State attorneys general negotiating the settlement originally wanted strict rules that banned all forms of dual-tracking. But after negotiations with banks and investors, the less stringent rules were agreed to as a compromise, said Iowa Attorney General Tom Miller.
Investors such as Fannie Mae and Freddie Mac, the government-sponsored entities that own nearly half of U.S. mortgages, were concerned that a tight ban on dual-tracking would cause foreclosures to drag on too long. During negotiations for the settlement, a federal housing regulator told a U.S. Senate panel that banks should intervene early to help troubled borrowers – and if that failed, they should be able to keep a foreclosure moving.
“Once the foreclosure process does start, I do think that there is a responsibility to be moving that along,” said Edward DeMarco, acting director of the Federal Housing Finance Agency, which oversees Fannie Mae and Freddie Mac, according to a Senate transcript.
‘We need to improve’
Smith, the settlement monitor, has received more than 6,300 complaints on all aspects of the settlement in the year since the accord was announced. That’s just a fraction of the roughly 3 million delinquent mortgages potentially covered under the settlement.
But as of the end of 2012, complaints had come from all 50 states, and between November and February the volume of complaints increased from 550 per month to 830 per month. Smith has said he hears of issues such as dual-tracking whenever he meets with housing counselors.
“It’s a significant point of concern to me,” Smith told the Observer. “Do people get a clear sense of the rules of the road when they attempt to get relief from banks?”

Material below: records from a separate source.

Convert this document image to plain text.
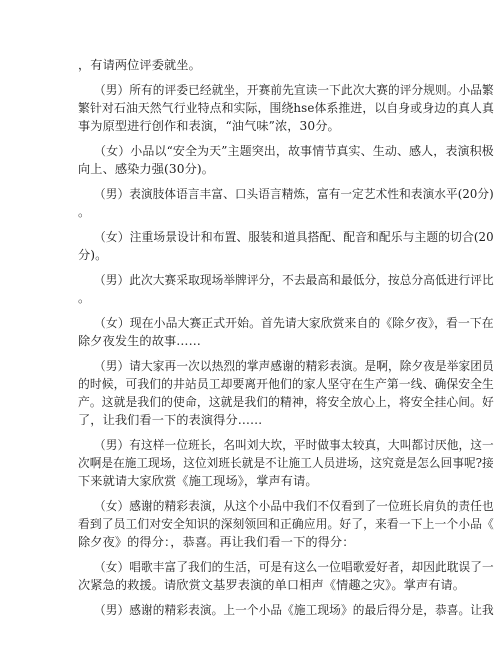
，有请两位评委就坐。
（男）所有的评委已经就坐，开赛前先宣读一下此次大赛的评分规则。小品繁
繁针对石油天然气行业特点和实际，围绕hse体系推进，以自身或身边的真人真
事为原型进行创作和表演，“油气味”浓，30分。
（女）小品以“安全为天”主题突出，故事情节真实、生动、感人，表演积极
向上、感染力强(30分)。
（男）表演肢体语言丰富、口头语言精炼，富有一定艺术性和表演水平(20分)
。
（女）注重场景设计和布置、服装和道具搭配、配音和配乐与主题的切合(20
分)。
（男）此次大赛采取现场举牌评分，不去最高和最低分，按总分高低进行评比
。
（女）现在小品大赛正式开始。首先请大家欣赏来自的《除夕夜》，看一下在
除夕夜发生的故事……
（男）请大家再一次以热烈的掌声感谢的精彩表演。是啊，除夕夜是举家团员
的时候，可我们的井站员工却要离开他们的家人坚守在生产第一线、确保安全生
产。这就是我们的使命，这就是我们的精神，将安全放心上，将安全挂心间。好
了，让我们看一下的表演得分……
（男）有这样一位班长，名叫刘大坎，平时做事太较真，大叫都讨厌他，这一
次啊是在施工现场，这位刘班长就是不让施工人员进场，这究竟是怎么回事呢?接
下来就请大家欣赏《施工现场》，掌声有请。
（女）感谢的精彩表演，从这个小品中我们不仅看到了一位班长肩负的责任也
看到了员工们对安全知识的深刻领回和正确应用。好了，来看一下上一个小品《
除夕夜》的得分：，恭喜。再让我们看一下的得分：
（女）唱歌丰富了我们的生活，可是有这么一位唱歌爱好者，却因此耽误了一
次紧急的救援。请欣赏文基罗表演的单口相声《情趣之灾》。掌声有请。
（男）感谢的精彩表演。上一个小品《施工现场》的最后得分是，恭喜。让我
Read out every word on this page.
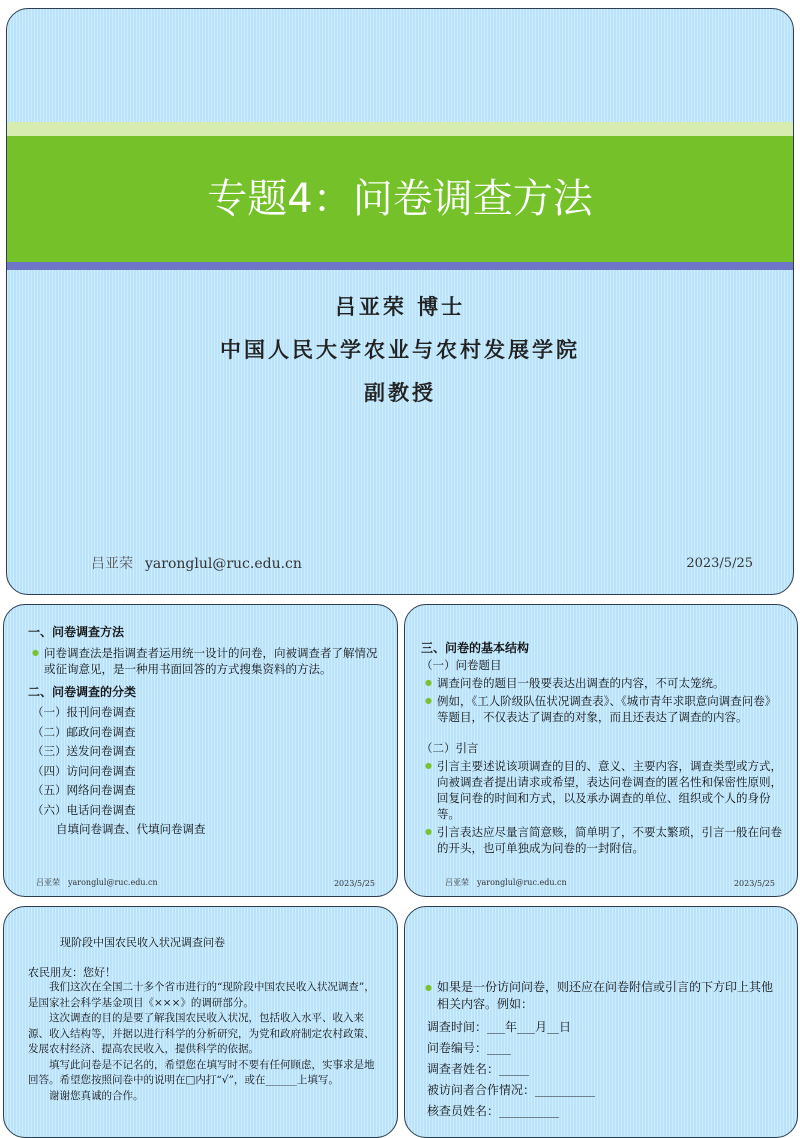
专题4：问卷调查方法
吕亚荣 博士
中国人民大学农业与农村发展学院
副教授
吕亚荣 yaronglul@ruc.edu.cn	2023/5/25

一、问卷调查方法

● 问卷调查法是指调查者运用统一设计的问卷，向被调查者了解情况或征询意见，是一种用书面回答的方式搜集资料的方法。

二、问卷调查的分类

（一）报刊问卷调查

（二）邮政问卷调查

（三）送发问卷调查

（四）访问问卷调查

（五）网络问卷调查

（六）电话问卷调查

自填问卷调查、代填问卷调查

吕亚荣 yaronglul@ruc.edu.cn	2023/5/25

三、问卷的基本结构

（一）问卷题目

● 调查问卷的题目一般要表达出调查的内容，不可太笼统。

● 例如，《工人阶级队伍状况调查表》、《城市青年求职意向调查问卷》等题目，不仅表达了调查的对象，而且还表达了调查的内容。

（二）引言

● 引言主要述说该项调查的目的、意义、主要内容，调查类型或方式，向被调查者提出请求或希望，表达问卷调查的匿名性和保密性原则，回复问卷的时间和方式，以及承办调查的单位、组织或个人的身份等。

● 引言表达应尽量言简意赅，简单明了，不要太繁琐，引言一般在问卷的开头，也可单独成为问卷的一封附信。

吕亚荣 yaronglul@ruc.edu.cn	2023/5/25

现阶段中国农民收入状况调查问卷

农民朋友：您好！

我们这次在全国二十多个省市进行的“现阶段中国农民收入状况调查”，是国家社会科学基金项目《×××》的调研部分。

这次调查的目的是要了解我国农民收入状况，包括收入水平、收入来源、收入结构等，并据以进行科学的分析研究，为党和政府制定农村政策、发展农村经济、提高农民收入，提供科学的依据。

填写此问卷是不记名的，希望您在填写时不要有任何顾虑，实事求是地回答。希望您按照问卷中的说明在□内打“√”，或在______上填写。

谢谢您真诚的合作。

● 如果是一份访问问卷，则还应在问卷附信或引言的下方印上其他相关内容。例如：

调查时间：___年___月__日
问卷编号：____
调查者姓名：_____
被访问者合作情况：__________
核查员姓名：__________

The public will know more about the banks’ servicing performance in late spring, when Smith files his first report on compliance with the federal court overseeing the settlement. If a bank is in violation of one of the terms of the settlement, Smith can ultimately impose fines. He does not have the ability to write new rules but can create new ways to measure compliance if Smith believes a provision, such as dual-tracking standards, is being violated.
“We need to improve; I know we do,” Smith said. “The tools we have will begin the process. If we need to do more, we’ll do more.”